Critics then said he was shielding the abusers and their commanders. They argued that only images of the kind of abuse our War on Terror policies had promulgated could bring home the unacceptable and unAmerican nature of those policies.
Obama surely agreed, which is part of why he now won’t release the graphic images of blood-spattered bin Laden sprawled with bullet holes in his head in the banal domestic Abbottabad setting. Obama knows the pictures will say more about us than they will about bin Laden. For now, Obama controls the story of the killing, and Obama’s story is a much better story for the U.S. than the stories the photos from a squalid murder scene will tell.
Critics are saying they want to see the photos as evidence that bin Laden is dead.
Obama knows that in this case, given the preponderance of other kinds of evidence and the fungibility of today’s digital visual culture, photos as evidence count for almost nothing.
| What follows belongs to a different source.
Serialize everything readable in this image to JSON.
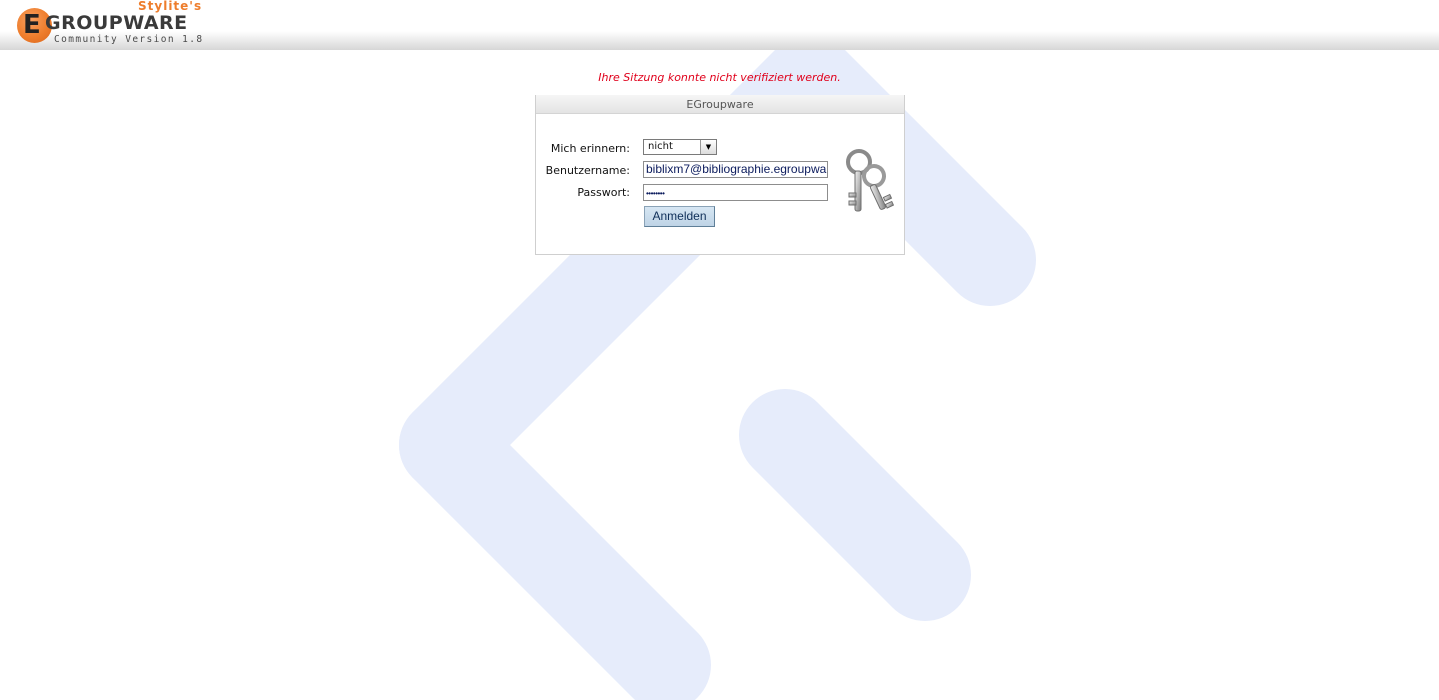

Philip Gourevitch, author of the “Ballad of Abu Ghraib,” makes a very strong case against releasing the photos. He talked about it on public radio today and he wrote about it this week for the New Yorker.
Under Obama’s command, the raid on bin Laden—on par, as a feat of heroic military derring-do, with Israel’s 1976 raid on Entebbe airfield in Uganda—projected a cool and fearless capability. The perfect secrecy of the operation was part of its inspiring style—the total control, even the pitch-perfect relentlessness of Obama’s speech announcing the kill. Publishing trophy photographs is antithetical to that; it’s what our enemies do.
The main argument for releasing a photograph of the punctured scalp of our enemy is that it will provide proof that bin Laden really is dead. In other words, seeing is believing. But does anyone really believe that any more? Believing is believing. People who want, or need, to believe that bin Laden wasn’t shot dead will have no difficulty believing that a picture of his cadaver is a fake, a simple propaganda trick. The release of Obama’s long-form birth certificate didn’t put an end to birtherism, so why would the release of bin Laden’s autopsy video put an end to deatherism? And why does the White House care to appease the holders of such delusions?